Lifestyle changes work, but require consistency. The interventional studies showed that sustained lifestyle modifications—particularly around diet, exercise, and stress management—produce measurable biological age reductions.

Inflammation is a key driver. Anti-inflammatory interventions, whether pharmaceutical or lifestyle-based, consistently showed benefits across multiple aging biomarkers.

Raghav Sehgal’s biomarker research: A New Chapter in Human Health

Dr. Raghav Sehgal’s biomarker research represents a paradigm shift in how we think about aging. Rather than accepting aging as an inevitable, uniform process, his research reveals it as a complex, measurable, and potentially modifiable phenomenon that varies dramatically across different body systems.

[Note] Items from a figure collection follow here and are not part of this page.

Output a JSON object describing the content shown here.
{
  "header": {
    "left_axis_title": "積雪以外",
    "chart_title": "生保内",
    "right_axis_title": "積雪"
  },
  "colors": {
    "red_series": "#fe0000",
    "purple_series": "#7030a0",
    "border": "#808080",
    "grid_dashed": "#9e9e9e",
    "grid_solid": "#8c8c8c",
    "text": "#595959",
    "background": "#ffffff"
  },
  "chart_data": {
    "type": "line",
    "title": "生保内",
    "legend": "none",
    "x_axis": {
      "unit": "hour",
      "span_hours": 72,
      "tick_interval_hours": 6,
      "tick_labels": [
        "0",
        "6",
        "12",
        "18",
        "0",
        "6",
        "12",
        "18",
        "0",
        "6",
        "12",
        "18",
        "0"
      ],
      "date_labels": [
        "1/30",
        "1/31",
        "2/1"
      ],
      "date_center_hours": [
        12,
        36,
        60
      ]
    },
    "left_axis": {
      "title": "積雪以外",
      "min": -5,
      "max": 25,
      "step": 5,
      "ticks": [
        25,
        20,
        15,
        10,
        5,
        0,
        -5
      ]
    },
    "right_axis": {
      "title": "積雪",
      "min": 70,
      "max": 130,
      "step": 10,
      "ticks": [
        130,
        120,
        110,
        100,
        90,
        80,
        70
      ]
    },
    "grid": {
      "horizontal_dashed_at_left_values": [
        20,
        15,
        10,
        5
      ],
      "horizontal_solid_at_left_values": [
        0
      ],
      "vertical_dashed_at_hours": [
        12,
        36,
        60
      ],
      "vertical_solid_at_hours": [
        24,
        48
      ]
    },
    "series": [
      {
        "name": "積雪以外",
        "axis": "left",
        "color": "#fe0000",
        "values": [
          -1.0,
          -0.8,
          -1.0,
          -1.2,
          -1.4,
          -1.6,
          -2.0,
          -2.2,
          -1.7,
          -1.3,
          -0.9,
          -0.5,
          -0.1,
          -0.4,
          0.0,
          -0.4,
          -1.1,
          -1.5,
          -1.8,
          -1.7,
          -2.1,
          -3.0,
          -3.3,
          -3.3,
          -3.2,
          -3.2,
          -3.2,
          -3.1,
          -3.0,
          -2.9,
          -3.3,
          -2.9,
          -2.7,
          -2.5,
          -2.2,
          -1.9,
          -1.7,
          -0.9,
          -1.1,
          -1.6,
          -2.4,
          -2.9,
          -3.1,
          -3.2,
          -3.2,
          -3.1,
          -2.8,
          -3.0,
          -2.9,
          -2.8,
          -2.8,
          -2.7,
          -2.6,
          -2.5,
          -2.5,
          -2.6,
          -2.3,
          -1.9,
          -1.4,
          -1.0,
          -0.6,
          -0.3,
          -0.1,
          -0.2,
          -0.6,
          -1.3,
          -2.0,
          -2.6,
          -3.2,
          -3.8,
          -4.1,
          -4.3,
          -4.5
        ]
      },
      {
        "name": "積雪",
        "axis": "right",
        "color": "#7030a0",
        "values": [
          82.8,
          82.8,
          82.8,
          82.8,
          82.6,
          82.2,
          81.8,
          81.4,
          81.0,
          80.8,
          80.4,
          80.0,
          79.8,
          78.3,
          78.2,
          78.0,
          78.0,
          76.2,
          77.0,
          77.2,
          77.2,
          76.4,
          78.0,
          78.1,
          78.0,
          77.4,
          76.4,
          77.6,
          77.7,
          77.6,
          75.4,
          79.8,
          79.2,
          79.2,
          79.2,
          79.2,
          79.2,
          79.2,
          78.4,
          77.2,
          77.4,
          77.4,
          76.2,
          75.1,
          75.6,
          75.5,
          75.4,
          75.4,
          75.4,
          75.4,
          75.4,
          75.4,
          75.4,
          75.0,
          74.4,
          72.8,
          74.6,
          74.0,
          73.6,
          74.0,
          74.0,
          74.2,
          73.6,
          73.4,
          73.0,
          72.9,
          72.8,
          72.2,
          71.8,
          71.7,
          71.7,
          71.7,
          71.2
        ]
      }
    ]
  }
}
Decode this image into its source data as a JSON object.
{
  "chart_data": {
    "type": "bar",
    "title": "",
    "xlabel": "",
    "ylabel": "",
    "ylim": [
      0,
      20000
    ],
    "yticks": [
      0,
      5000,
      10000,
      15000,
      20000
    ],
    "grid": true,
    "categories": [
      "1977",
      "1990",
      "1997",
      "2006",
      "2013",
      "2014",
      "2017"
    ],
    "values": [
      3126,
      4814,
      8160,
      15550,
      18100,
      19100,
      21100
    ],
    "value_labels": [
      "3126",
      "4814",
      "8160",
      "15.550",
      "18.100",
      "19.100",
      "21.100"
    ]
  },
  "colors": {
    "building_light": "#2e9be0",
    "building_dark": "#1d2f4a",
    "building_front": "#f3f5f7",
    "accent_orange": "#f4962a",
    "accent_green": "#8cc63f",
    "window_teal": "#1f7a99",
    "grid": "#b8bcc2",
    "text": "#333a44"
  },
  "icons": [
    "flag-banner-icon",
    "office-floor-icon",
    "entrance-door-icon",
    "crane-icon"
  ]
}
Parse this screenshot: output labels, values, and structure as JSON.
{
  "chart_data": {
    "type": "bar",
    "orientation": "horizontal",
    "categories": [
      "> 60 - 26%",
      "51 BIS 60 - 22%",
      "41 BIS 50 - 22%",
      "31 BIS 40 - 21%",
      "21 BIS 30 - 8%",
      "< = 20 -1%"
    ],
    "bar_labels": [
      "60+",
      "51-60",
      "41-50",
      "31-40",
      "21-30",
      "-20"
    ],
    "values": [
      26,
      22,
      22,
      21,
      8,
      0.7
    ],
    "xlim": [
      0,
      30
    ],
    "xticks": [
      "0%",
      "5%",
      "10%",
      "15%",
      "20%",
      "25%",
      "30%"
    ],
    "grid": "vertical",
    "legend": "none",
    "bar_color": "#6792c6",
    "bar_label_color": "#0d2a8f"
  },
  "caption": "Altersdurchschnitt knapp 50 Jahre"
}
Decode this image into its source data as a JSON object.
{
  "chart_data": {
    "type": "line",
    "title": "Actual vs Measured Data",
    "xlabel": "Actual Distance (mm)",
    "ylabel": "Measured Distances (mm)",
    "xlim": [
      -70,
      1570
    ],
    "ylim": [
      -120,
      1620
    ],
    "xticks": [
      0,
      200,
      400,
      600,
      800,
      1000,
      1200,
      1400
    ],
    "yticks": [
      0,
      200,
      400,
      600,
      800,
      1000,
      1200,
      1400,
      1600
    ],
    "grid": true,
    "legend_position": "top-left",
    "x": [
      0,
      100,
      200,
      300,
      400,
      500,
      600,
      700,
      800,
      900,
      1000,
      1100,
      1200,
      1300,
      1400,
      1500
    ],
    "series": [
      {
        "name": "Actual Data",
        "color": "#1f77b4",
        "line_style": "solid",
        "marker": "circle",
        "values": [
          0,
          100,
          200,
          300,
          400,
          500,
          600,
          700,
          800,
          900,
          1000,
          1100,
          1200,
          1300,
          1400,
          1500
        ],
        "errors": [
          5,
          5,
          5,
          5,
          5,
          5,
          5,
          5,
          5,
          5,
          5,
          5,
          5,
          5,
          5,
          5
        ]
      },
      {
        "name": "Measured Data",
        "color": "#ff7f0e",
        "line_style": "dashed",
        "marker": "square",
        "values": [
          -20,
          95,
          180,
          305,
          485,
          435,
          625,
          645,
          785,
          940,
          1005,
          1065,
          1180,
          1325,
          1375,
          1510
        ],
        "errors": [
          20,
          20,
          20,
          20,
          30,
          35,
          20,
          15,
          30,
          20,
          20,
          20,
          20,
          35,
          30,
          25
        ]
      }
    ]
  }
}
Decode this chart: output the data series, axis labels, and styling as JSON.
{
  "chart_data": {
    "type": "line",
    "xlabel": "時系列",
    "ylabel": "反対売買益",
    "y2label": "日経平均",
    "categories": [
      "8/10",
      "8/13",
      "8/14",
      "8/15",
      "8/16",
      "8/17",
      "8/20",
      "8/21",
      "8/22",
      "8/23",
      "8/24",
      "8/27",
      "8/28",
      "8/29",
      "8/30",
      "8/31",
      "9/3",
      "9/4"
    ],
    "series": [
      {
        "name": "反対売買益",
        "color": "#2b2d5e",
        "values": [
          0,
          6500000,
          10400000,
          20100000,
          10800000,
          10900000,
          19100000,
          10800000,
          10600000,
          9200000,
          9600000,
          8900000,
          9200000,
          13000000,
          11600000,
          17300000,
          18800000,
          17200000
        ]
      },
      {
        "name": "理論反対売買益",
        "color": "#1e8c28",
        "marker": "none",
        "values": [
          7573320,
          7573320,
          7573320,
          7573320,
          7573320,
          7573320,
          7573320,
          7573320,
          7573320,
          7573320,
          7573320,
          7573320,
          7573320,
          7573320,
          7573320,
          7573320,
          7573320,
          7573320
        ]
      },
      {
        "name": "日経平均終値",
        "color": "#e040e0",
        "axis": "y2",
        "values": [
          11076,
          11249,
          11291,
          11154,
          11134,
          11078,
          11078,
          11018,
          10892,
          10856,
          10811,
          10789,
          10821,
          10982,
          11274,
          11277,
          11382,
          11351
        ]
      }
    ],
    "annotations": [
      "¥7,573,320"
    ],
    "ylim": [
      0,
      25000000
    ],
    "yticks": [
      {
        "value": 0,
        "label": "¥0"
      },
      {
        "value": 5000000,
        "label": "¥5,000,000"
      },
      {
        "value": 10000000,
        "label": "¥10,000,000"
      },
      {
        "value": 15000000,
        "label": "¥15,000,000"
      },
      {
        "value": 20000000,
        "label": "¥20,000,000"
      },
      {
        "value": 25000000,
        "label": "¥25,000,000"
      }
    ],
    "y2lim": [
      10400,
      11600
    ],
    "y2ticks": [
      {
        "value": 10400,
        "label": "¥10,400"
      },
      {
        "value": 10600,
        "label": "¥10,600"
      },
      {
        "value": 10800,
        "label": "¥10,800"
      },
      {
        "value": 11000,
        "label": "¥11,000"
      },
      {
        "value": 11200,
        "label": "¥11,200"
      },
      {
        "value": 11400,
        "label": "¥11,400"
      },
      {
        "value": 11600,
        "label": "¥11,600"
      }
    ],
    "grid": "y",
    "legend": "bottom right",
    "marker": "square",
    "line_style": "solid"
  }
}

As Sehgal continues to refine these tools and expand our understanding of what drives biological aging, we move closer to a world where healthspan—the period of life spent in good health—can match our ever-extending lifespan.

The fountain of youth remains a myth, but thanks to scientists like Sehgal and his collaborative teams at Yale, we’re developing something better: a precise, personalized roadmap to aging well.

---

Dr. Raghav Sehgal completed his PhD at Yale University and currently serves as Scientific Principal at LongevityTech.fund and Director of Bioinformatics at Healthy Longevity Clinic. His research has been published in leading scientific journals and featured in media including Forbes, Netflix, and The Juggernaut.